St. Baldrick's Foundation (SBF)



Chromoplexy is a phenomenon defined by large-scale chromosomal chained rearrangements. A previous study observed chromoplectic events in a subset of Ewing sarcomas (ES), which was linked to an increased relapse rate. Chromoplexy analysis could potentially facilitate patient risk stratification, particularly if it could be detected with clinically applied targeted next-generation sequencing (NGS) panels. Using DELLY, a structural variant (SV) calling algorithm that is part of the MSK-IMPACT pipeline, we characterized the spectrum of SVs in EWSR1-fused round cell sarcomas, including 173 ES and 104 desmoplastic small round cell tumors (DSRCT), to detect chromoplexy and evaluate its association with clinical and genomic features.
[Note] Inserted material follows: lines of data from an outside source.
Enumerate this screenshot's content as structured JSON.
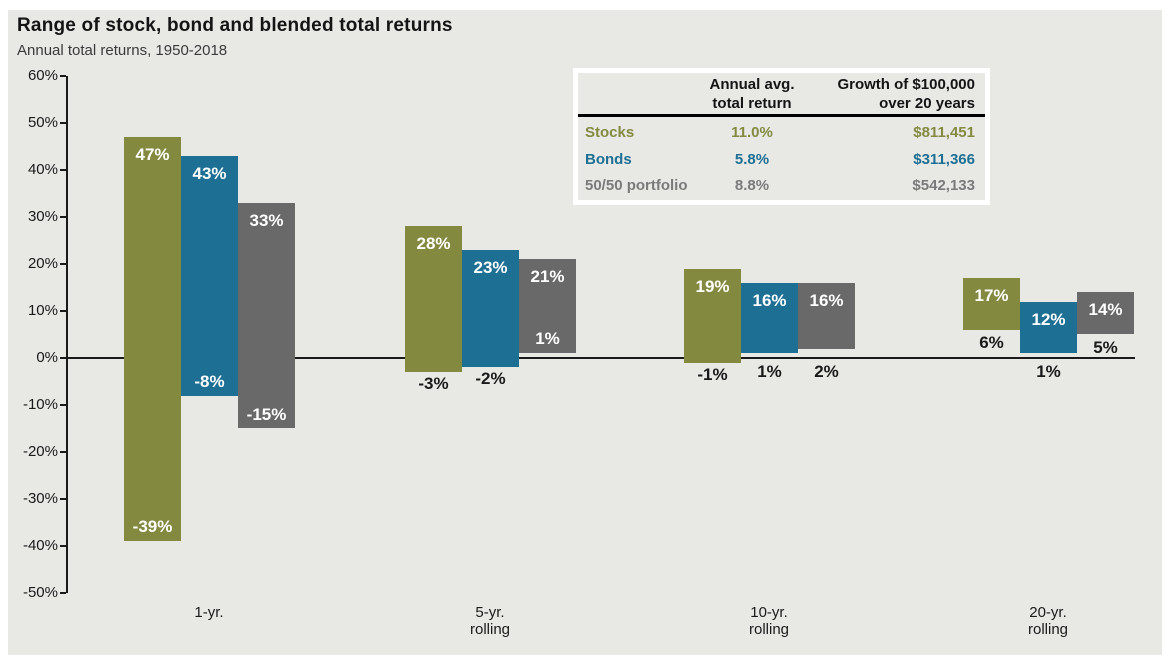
{
  "title": "Range of stock, bond and blended total returns",
  "subtitle": "Annual total returns, 1950-2018",
  "legend_table": {
    "header_col2_line1": "Annual avg.",
    "header_col2_line2": "total return",
    "header_col3_line1": "Growth of $100,000",
    "header_col3_line2": "over 20 years",
    "rows": [
      {
        "label": "Stocks",
        "avg": "11.0%",
        "growth": "$811,451",
        "color": "#838a40"
      },
      {
        "label": "Bonds",
        "avg": "5.8%",
        "growth": "$311,366",
        "color": "#1d6f93"
      },
      {
        "label": "50/50 portfolio",
        "avg": "8.8%",
        "growth": "$542,133",
        "color": "#7a7a7a"
      }
    ]
  },
  "chart_data": {
    "type": "bar",
    "variant": "floating-range-bars",
    "title": "Range of stock, bond and blended total returns",
    "subtitle": "Annual total returns, 1950-2018",
    "categories": [
      "1-yr.",
      "5-yr. rolling",
      "10-yr. rolling",
      "20-yr. rolling"
    ],
    "category_lines": [
      [
        "1-yr."
      ],
      [
        "5-yr.",
        "rolling"
      ],
      [
        "10-yr.",
        "rolling"
      ],
      [
        "20-yr.",
        "rolling"
      ]
    ],
    "ylim": [
      -50,
      60
    ],
    "ytick_step": 10,
    "ytick_labels": [
      "60%",
      "50%",
      "40%",
      "30%",
      "20%",
      "10%",
      "0%",
      "-10%",
      "-20%",
      "-30%",
      "-40%",
      "-50%"
    ],
    "grid": false,
    "zero_line": true,
    "legend_position": "top-right-table",
    "series": [
      {
        "name": "Stocks",
        "color": "#838a40",
        "min": [
          -39,
          -3,
          -1,
          6
        ],
        "max": [
          47,
          28,
          19,
          17
        ],
        "min_labels": [
          "-39%",
          "-3%",
          "-1%",
          "6%"
        ],
        "max_labels": [
          "47%",
          "28%",
          "19%",
          "17%"
        ],
        "min_label_pos": [
          "inside",
          "below",
          "below",
          "below"
        ],
        "annual_avg_total_return": "11.0%",
        "growth_of_100k_over_20_years": "$811,451"
      },
      {
        "name": "Bonds",
        "color": "#1d6f93",
        "min": [
          -8,
          -2,
          1,
          1
        ],
        "max": [
          43,
          23,
          16,
          12
        ],
        "min_labels": [
          "-8%",
          "-2%",
          "1%",
          "1%"
        ],
        "max_labels": [
          "43%",
          "23%",
          "16%",
          "12%"
        ],
        "min_label_pos": [
          "inside",
          "below",
          "below",
          "below"
        ],
        "annual_avg_total_return": "5.8%",
        "growth_of_100k_over_20_years": "$311,366"
      },
      {
        "name": "50/50 portfolio",
        "color": "#696969",
        "min": [
          -15,
          1,
          2,
          5
        ],
        "max": [
          33,
          21,
          16,
          14
        ],
        "min_labels": [
          "-15%",
          "1%",
          "2%",
          "5%"
        ],
        "max_labels": [
          "33%",
          "21%",
          "16%",
          "14%"
        ],
        "min_label_pos": [
          "inside",
          "inside",
          "below",
          "below"
        ],
        "annual_avg_total_return": "8.8%",
        "growth_of_100k_over_20_years": "$542,133"
      }
    ]
  }
}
Chromoplectic events were detected in 31% of the ES cases and 19% of the DSRCT cases. EWSR1 involvement accounted for 76% to 93% of these events, being rearranged with diverse noncanonical gene partners across the genome, involving mainly translocations but also intrachromosomal deletions and inversions. A major breakpoint cluster was located on EWSR1 exons 8–13. In a subset of cases, the SVs disrupted adjacent loci, forming deletion bridges. Longitudinal sequencing and breakpoint allele fraction analysis showed that chromoplexy is an early event that remains detectable throughout disease progression and likely develops simultaneously with the driver fusion. The presence of chromoplexy was validated in an external ES patient cohort with whole exome sequencing. Chromoplexy was significantly more likely to be present in cases that were metastatic at presentation. Together, this study identifies chromoplexy as a frequent genomic alteration in diverse EWSR1-rearranged tumors that can be captured by targeted NGS panels. Chromoplexy is detectable using targeted NGS in a substantial portion of EWSR1-rearranged round cell sarcomas as an early and persistent clonal event, expanding the genomic complexity of fusion-associated sarcomas.